Principal Investigator:
Susanna Farmer, University of Michigan graduate student, with guidance from her advisor Dr. Deborah BallYear of Funding:
2014-2016
Details
The purpose of this project was to better understand the work teachers do to use guidance from curriculum materials as the basis for project-based classroom instruction. For this study, a researcher followed six second-grade teachers as they taught Project PLACE, a second grade project-based social studies and content literacy curriculum. These teachers, who were new to project-based learning, saw the detailed lesson plans in the curriculum as an important resource for helping them transition to project-based learning, and they remained committed to using these plans throughout the year. Even so, as they taught the Project PLACE units, they commonly departed from elements of the guidance included in the plans.

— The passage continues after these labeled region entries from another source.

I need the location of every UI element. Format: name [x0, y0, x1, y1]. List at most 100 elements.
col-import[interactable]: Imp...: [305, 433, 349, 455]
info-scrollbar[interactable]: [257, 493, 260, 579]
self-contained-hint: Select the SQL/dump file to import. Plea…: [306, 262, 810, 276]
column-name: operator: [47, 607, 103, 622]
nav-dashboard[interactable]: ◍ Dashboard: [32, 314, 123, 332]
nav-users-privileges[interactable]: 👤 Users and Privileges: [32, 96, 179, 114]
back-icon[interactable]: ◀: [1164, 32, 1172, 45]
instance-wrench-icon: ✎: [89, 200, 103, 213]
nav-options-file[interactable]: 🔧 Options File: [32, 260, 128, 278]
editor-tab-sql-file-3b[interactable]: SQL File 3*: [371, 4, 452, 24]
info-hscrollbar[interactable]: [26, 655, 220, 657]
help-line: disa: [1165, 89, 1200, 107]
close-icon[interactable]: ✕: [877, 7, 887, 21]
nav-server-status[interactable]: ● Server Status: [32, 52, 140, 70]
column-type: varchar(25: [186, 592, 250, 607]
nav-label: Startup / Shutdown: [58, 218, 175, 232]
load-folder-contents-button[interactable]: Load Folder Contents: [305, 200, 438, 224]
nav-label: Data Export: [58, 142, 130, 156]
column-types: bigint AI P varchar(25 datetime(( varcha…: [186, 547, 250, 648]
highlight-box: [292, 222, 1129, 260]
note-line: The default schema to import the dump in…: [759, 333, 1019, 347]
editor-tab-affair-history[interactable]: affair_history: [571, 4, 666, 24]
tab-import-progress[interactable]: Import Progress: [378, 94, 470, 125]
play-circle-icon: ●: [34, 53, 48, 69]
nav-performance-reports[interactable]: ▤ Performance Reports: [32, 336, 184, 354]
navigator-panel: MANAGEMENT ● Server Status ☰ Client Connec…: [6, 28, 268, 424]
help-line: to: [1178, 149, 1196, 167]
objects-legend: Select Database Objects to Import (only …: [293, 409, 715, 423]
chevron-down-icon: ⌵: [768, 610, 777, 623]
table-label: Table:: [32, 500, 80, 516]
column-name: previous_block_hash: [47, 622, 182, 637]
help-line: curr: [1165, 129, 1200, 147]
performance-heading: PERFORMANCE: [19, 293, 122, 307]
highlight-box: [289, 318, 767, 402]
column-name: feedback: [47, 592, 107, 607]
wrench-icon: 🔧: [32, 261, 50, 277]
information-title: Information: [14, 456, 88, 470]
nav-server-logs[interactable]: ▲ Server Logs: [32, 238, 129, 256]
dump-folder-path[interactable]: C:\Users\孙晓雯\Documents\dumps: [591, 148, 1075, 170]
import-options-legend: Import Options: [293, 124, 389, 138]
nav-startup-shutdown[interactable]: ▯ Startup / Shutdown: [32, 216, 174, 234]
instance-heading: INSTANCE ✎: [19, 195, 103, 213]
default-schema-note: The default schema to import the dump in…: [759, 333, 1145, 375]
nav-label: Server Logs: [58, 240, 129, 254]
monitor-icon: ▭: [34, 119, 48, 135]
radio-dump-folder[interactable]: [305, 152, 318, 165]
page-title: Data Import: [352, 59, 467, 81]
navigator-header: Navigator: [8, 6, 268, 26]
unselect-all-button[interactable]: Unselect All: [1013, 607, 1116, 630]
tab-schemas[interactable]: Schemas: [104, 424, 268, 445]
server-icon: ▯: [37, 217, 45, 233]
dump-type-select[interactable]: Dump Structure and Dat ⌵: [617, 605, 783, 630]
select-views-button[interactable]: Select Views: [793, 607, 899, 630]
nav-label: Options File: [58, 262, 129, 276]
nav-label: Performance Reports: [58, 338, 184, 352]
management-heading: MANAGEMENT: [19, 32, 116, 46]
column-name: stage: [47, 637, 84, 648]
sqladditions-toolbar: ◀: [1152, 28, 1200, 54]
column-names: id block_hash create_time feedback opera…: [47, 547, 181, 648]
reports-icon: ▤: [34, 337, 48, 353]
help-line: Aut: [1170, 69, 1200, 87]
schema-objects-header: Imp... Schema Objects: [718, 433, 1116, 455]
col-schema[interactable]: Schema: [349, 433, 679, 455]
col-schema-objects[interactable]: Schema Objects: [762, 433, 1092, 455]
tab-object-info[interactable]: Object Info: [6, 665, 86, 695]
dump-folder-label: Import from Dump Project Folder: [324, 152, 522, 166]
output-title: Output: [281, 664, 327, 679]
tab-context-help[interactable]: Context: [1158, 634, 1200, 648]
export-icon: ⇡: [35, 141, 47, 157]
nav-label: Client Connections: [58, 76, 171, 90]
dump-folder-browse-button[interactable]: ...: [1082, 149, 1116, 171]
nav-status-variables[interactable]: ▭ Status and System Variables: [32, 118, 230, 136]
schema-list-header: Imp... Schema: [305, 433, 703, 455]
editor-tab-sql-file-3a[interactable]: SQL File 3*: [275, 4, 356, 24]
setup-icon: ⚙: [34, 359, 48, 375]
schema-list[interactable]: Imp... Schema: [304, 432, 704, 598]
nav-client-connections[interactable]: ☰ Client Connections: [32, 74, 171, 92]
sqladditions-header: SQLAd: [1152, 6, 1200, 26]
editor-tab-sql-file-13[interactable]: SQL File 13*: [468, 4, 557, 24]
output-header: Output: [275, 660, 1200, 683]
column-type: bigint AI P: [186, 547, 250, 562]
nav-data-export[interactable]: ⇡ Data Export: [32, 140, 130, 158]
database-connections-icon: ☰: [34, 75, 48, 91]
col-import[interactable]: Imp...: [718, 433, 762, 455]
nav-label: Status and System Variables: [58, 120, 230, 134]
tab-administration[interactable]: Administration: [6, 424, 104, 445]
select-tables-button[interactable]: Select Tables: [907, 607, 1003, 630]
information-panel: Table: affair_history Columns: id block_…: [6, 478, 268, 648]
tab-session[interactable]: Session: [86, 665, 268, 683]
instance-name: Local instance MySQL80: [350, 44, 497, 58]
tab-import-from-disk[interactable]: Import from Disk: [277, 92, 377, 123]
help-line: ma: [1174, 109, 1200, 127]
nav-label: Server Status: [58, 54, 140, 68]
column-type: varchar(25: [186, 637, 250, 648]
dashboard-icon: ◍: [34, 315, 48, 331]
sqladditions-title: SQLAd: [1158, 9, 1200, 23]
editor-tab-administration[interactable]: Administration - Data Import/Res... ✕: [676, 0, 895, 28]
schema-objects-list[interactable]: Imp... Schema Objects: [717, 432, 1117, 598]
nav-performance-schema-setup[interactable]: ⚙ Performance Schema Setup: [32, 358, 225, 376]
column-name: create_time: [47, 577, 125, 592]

Analysis of these teachers’ instruction suggested that using the guidance from the curriculum materials involved a process of active translation from the written guidance to instructional designs and interactions. To translate the written guidance, teachers had to prioritize among different elements contained in plans, especially as they encountered common problems of teaching such as time constraints. The work of translating also involved selecting and employing teaching techniques that were not detailed in the plans. The Project PLACE units played out differently across the six classrooms observed; these variations were related to differences in teachers’ repertoires of instructional techniques as well as to individual decisions teachers made about what to prioritize from the lesson plans in their particular instructional situations.
This study has implications for the design of professional development connected with the use of project-based curriculum materials. Professional development can support teachers’ use of the curriculum materials by preparing them to translate the guidance in the materials, helping them think together about how to determine the significance of various parts of the lesson, anticipate and plan for issues that might arise, and consider possible techniques to use. In addition, professional development can provide opportunities for teachers to observe techniques that can be used to implement lesson plans, consider the pros and cons of these techniques, and discuss which techniques might be useful in which kinds of instructional situations.
This study also has implications for the design of project-based curriculum materials, raising questions about how curriculum developers might best communicate the priorities of a project-based curriculum to teachers while acknowledging that various instructional situations will call for different ways of prioritizing the guidance within the curriculum.